The hotel is about a 40-minute drive west along the coast from Milas-Bodrum Airport. Some travel by helicopter and there’s also a private jetty. But beyond its confines, the Bodrum Peninsula, long the preserve of cheap sunshine packages, now has more to offer monied tourists. Trendy town Türkbükü has markets and a boardwalk; Yalikavak is home to a glitzy marina; and Bodrum itself has beautiful whitewashed stone buildings with blue windows, the 15th-century Castle of St Peter and the ruins of the Mausoleum of Halicarnassus, one of the Seven Wonders of the Ancient World. All are a short drive away and well worth a visit.
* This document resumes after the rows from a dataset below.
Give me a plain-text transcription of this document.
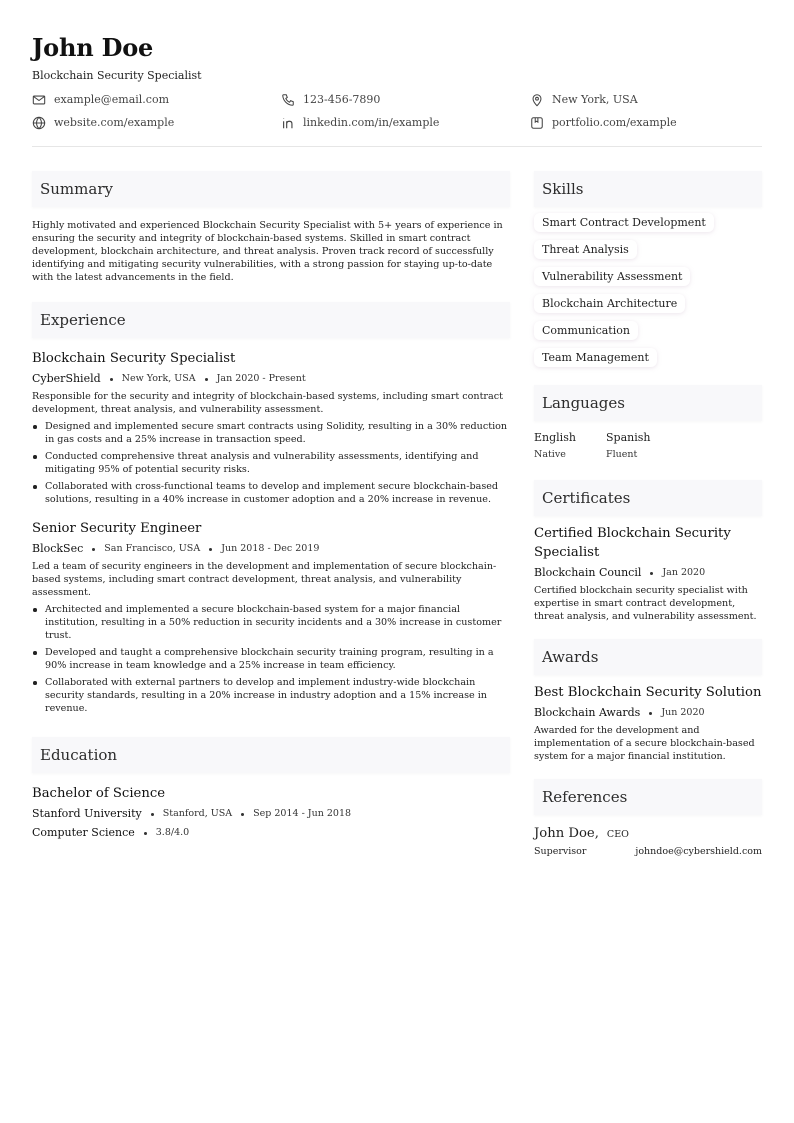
John Doe
Blockchain Security Specialist
example@email.com	123-456-7890	New York, USA
website.com/example	linkedin.com/in/example	portfolio.com/example
Summary

Highly motivated and experienced Blockchain Security Specialist with 5+ years of experience in ensuring the security and integrity of blockchain-based systems. Skilled in smart contract development, blockchain architecture, and threat analysis. Proven track record of successfully identifying and mitigating security vulnerabilities, with a strong passion for staying up-to-date with the latest advancements in the field.

Experience
Blockchain Security Specialist
CyberShield New York, USA Jan 2020 - Present

Responsible for the security and integrity of blockchain-based systems, including smart contract development, threat analysis, and vulnerability assessment.

Designed and implemented secure smart contracts using Solidity, resulting in a 30% reduction in gas costs and a 25% increase in transaction speed.
Conducted comprehensive threat analysis and vulnerability assessments, identifying and mitigating 95% of potential security risks.
Collaborated with cross-functional teams to develop and implement secure blockchain-based solutions, resulting in a 40% increase in customer adoption and a 20% increase in revenue.
Senior Security Engineer
BlockSec San Francisco, USA Jun 2018 - Dec 2019

Led a team of security engineers in the development and implementation of secure blockchain-based systems, including smart contract development, threat analysis, and vulnerability assessment.

Architected and implemented a secure blockchain-based system for a major financial institution, resulting in a 50% reduction in security incidents and a 30% increase in customer trust.
Developed and taught a comprehensive blockchain security training program, resulting in a 90% increase in team knowledge and a 25% increase in team efficiency.
Collaborated with external partners to develop and implement industry-wide blockchain security standards, resulting in a 20% increase in industry adoption and a 15% increase in revenue.
Education
Bachelor of Science
Stanford University Stanford, USA Sep 2014 - Jun 2018
Computer Science 3.8/4.0
Skills
Smart Contract Development
Threat Analysis
Vulnerability Assessment
Blockchain Architecture
Communication
Team Management
Languages
English
Native
Spanish
Fluent
Certificates
Certified Blockchain Security Specialist
Blockchain Council Jan 2020

Certified blockchain security specialist with expertise in smart contract development, threat analysis, and vulnerability assessment.

Awards
Best Blockchain Security Solution
Blockchain Awards Jun 2020

Awarded for the development and implementation of a secure blockchain-based system for a major financial institution.

References
John Doe, CEO
Supervisor	johndoe@cybershield.com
My 72-square-metre sea-view room is one of the 129 rooms, apartments and suites at the hotel. It can easily accommodate three people. The room has a private terrace overlooking the Aegean. Wooden floors are softened with Turkish rugs. The bathroom has a huge tub and rainfall shower. The main living area has a king bed with handwoven leather headboard, feather bedding, a desk and another sofa bed. The TV and audio are Bang & Olufsen, while a Nespresso machine provides caffeine fixes.
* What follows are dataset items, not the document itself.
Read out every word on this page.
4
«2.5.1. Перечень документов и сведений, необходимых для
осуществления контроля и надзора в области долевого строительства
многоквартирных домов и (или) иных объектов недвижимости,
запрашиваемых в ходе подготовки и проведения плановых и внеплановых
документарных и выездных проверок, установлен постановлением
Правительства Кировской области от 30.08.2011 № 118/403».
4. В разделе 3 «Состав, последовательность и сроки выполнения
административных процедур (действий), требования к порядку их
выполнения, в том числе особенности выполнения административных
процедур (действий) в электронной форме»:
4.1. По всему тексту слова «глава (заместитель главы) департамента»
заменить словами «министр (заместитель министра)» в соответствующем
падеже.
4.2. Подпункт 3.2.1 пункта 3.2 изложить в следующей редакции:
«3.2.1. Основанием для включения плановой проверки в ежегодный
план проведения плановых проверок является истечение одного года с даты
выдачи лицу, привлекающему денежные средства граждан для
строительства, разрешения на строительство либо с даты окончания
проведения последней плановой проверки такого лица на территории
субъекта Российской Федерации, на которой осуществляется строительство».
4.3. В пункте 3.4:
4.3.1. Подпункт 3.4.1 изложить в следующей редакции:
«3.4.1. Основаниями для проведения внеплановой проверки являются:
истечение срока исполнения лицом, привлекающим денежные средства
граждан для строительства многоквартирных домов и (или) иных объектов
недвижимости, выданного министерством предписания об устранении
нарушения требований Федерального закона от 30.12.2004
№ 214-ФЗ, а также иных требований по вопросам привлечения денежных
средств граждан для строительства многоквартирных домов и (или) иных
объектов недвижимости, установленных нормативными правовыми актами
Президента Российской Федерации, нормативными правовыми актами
During my stay, stylish Turkish, Russian and European guests relax on sunloungers, others enjoy water sports, while some sunbathe in private beach huts. There are two private beaches. Dress code? Think Vilebrequin shorts and white shirts for guys; kaftans for girls, and cocktail gear at night. Families are catered for with a children’s club and creche.
My room has a valet wardrobe for laundry and deliveries. I leave two shirts there, flick a switch and the laundry is collected and delivered back without me even having to leave the room. The service is understated: no one ever “bothers” me, but when I need something done, someone manages to be there.
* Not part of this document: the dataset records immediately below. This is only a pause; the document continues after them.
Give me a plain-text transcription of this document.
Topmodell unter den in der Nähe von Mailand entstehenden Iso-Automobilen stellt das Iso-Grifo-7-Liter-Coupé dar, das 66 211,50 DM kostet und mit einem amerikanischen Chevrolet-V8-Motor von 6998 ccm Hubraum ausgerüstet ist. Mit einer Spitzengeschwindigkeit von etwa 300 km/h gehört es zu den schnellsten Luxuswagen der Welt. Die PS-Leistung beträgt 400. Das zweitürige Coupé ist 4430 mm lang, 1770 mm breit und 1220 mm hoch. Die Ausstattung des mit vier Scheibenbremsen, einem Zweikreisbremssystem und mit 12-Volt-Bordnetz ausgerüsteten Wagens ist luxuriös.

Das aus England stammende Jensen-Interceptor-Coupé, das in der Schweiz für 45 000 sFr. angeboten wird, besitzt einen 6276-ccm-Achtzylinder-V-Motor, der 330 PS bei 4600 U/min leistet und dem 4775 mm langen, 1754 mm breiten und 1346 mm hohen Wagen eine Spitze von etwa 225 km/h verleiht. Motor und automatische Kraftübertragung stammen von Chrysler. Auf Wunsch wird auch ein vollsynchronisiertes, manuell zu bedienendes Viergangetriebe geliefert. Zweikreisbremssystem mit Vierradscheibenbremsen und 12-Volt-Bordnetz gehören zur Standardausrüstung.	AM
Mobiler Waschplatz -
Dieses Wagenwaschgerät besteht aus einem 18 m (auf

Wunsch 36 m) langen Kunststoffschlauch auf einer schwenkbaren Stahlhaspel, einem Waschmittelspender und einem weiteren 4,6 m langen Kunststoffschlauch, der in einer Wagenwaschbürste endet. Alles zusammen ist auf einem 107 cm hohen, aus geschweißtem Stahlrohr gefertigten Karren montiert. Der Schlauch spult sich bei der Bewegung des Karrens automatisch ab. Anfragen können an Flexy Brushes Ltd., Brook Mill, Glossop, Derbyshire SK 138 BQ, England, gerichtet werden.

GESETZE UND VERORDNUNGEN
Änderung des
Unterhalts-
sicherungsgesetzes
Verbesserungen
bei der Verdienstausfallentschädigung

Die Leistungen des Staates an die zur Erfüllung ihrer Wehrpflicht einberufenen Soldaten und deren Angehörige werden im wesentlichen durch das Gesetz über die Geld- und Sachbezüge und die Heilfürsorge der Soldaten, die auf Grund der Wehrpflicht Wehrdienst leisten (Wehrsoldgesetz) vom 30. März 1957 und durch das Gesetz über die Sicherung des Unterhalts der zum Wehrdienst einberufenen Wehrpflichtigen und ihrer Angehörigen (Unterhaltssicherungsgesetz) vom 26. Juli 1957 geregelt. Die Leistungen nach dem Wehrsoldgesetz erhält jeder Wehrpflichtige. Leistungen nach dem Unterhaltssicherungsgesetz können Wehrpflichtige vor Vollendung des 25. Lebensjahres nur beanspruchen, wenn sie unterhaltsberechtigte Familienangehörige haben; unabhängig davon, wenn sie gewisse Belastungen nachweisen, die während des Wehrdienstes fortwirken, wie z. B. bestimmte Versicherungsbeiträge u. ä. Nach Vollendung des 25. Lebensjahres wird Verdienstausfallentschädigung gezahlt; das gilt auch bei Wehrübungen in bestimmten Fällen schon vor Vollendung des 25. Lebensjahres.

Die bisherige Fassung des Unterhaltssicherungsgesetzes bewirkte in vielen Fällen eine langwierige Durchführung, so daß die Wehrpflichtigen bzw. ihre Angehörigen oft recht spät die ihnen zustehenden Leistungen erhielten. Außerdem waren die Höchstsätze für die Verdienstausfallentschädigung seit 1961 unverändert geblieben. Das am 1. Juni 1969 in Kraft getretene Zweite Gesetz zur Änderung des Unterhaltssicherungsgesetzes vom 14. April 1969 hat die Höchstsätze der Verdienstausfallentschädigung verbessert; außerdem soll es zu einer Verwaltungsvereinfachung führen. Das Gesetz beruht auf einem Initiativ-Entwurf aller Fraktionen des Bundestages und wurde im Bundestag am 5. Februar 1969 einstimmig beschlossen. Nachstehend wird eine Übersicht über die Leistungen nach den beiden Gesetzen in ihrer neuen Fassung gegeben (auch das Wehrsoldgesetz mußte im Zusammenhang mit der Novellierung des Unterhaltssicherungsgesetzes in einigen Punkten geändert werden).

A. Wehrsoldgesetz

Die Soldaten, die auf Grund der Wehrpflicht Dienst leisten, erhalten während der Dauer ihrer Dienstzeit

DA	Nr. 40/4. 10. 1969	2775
On my first morning, I have breakfast in the Sofra restaurant, and discover a station offering Turkish gözleme – a super-thin dough that I fill with parsley, cheese and potato, which is then fried. Sofra is one of eight places in which to eat and drink at the hotel, from Italian to Asian. Check opening times, though: Kurochan, the Japanese restaurant from Australian chef Scott Hallsworth, for example, is only open from July to September. Unsurprisingly, the Turkish food is by far the best. At the Blue Beach Club & Bar try lacmagun (flatbread topped with lamb that’s sprinkled with lemon and rolled up before eating), pide (a type of oval pizza) and ayran, a yogurt drink like laban, only thicker and saltier, for a classic taste of Turkey.
The three-floor, 2,700-square-metre spa has VIP and couples’ suites, hammams, eight treatment rooms and one of the hottest, most invigorating saunas I have ever experienced.
There are too many light switches in my room.
Understated luxury in an unforgettable location.
The bottom line
Rooms at the Mandarin Oriental, Bodrum cost from Dh1,626 per night, including breakfast and taxes. The hotel is currently open seasonally from April to October.
This review was done at the invitation of the hotel.